Na noite desta terça, o presidente Luiz Inácio Lula da Silva recebeu o presidente da Câmara, Michel Temer (PMDB-SP), que reafirmou após o encontro que Sarney não renunciará. Mais cedo, Lula recebeu o senador Fernando Collor de Mello (PTB-AL), oficialmente para tratar de assuntos de Alagoas
- O presidente continua muito empenhado no sentido de que o Senado resolva a questão por conta própria. Evidentemente que demonstrou todo o apreço pelo presidente Sarney - disse Temer.
A tropa de choque de Sarney, liderada pelo líder peemedebista, Renan Calheiros (AL), aposta na eleição de Gim Argello (PTB-DF) - alvo de investigação na Justiça por grilagem de terrenos milionários na capital federal - para a vice-presidência do colegiado, como forma de blindar o presidente da Casa e fechar os caminhos que levem a uma investigação por quebra de decoro. Argello atuaria ao lado do presidente do Conselho, Paulo Duque (PMDB-RJ).
- O meu vice presidente será o Gimmm Argeloooo!!! Já está combinado - contou Paulo Duque, enfatizando o nome do integrante da tropa de choque sarneyzista.
É pouco provável que Sarney renuncie ou anuncie sua licença nesta quarta, o que tem sido negado por seus aliados. Mas tudo pode acontecer, dependendo dos desdobramentos até o fim do dia
Foi para evitar que se acentuasse o clima de guerra que Sarney adiou para esta quarta seu discurso. Ele estava disposto a usar um tom acima do que estava adotando até então. Mas, diante das ponderações de aliados, deve evitar ataques.
- Vou fazer um discurso de defesa - limitou-se a dizer Sarney.

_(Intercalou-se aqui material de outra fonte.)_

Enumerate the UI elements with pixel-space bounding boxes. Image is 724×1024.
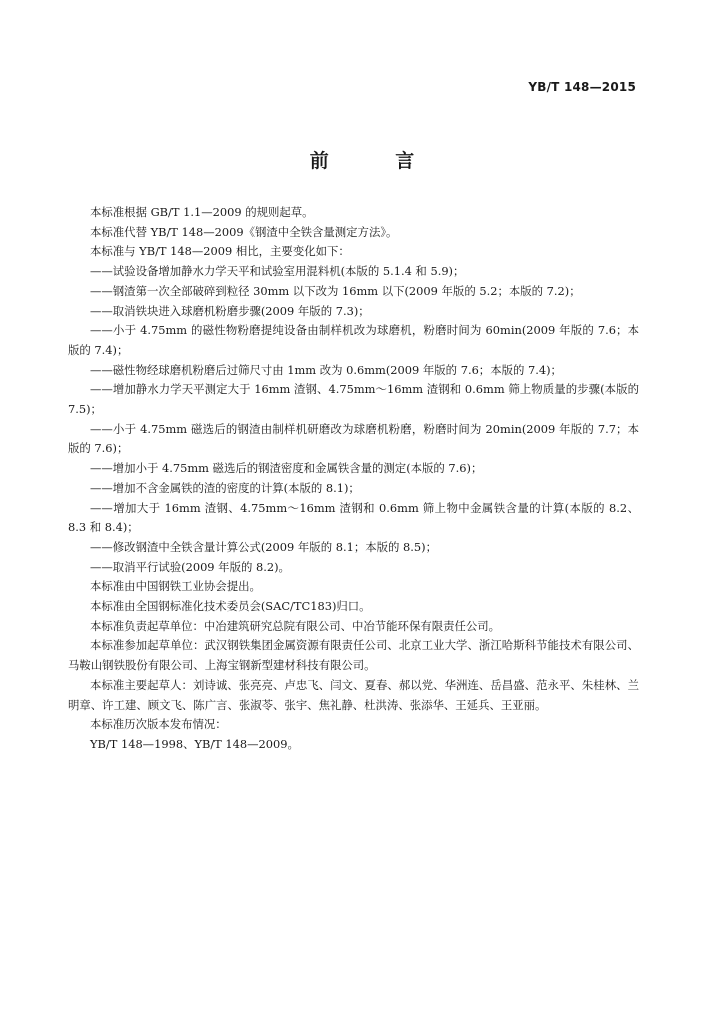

Ao deixar o plenário, Sarney foi cumprimentar vários senadores, com que trocou algumas palavras. Numa roda em que estavam os senadores Antonio Carlos Junior (DEM-BA) e João Durval (PDT-BA), Sarney foi questionado pelo senador Tasso Jereissati (PSDB-CE) por causa da tropa de choque do dia anterior. Sarney retrucou:
- Não tenho tropa de choque nenhuma. Agora, a verdade é que estou sendo massacrado. Querem me enxovalhar - respondeu Sarney, demonstrando mágoa.
Em outra roda, ao ser cumprimentado por José Agripino, Sarney pediu para o líder do DEM agir com o coração. Agripino respondeu que gostaria, mas que as circunstâncias não permitiam. Sarney disse ainda que era preciso separar o que é política do que é a questão jurídica.
- O adiamento do discurso de Sarney foi uma boa decisão. O pronunciamento hoje (terça) poderia colocar mais gasolina nessa crise. E na política um dia é tempo demais. Ninguém está mudando de posição, mas tem que ter forma - disse o líder Romero Jucá.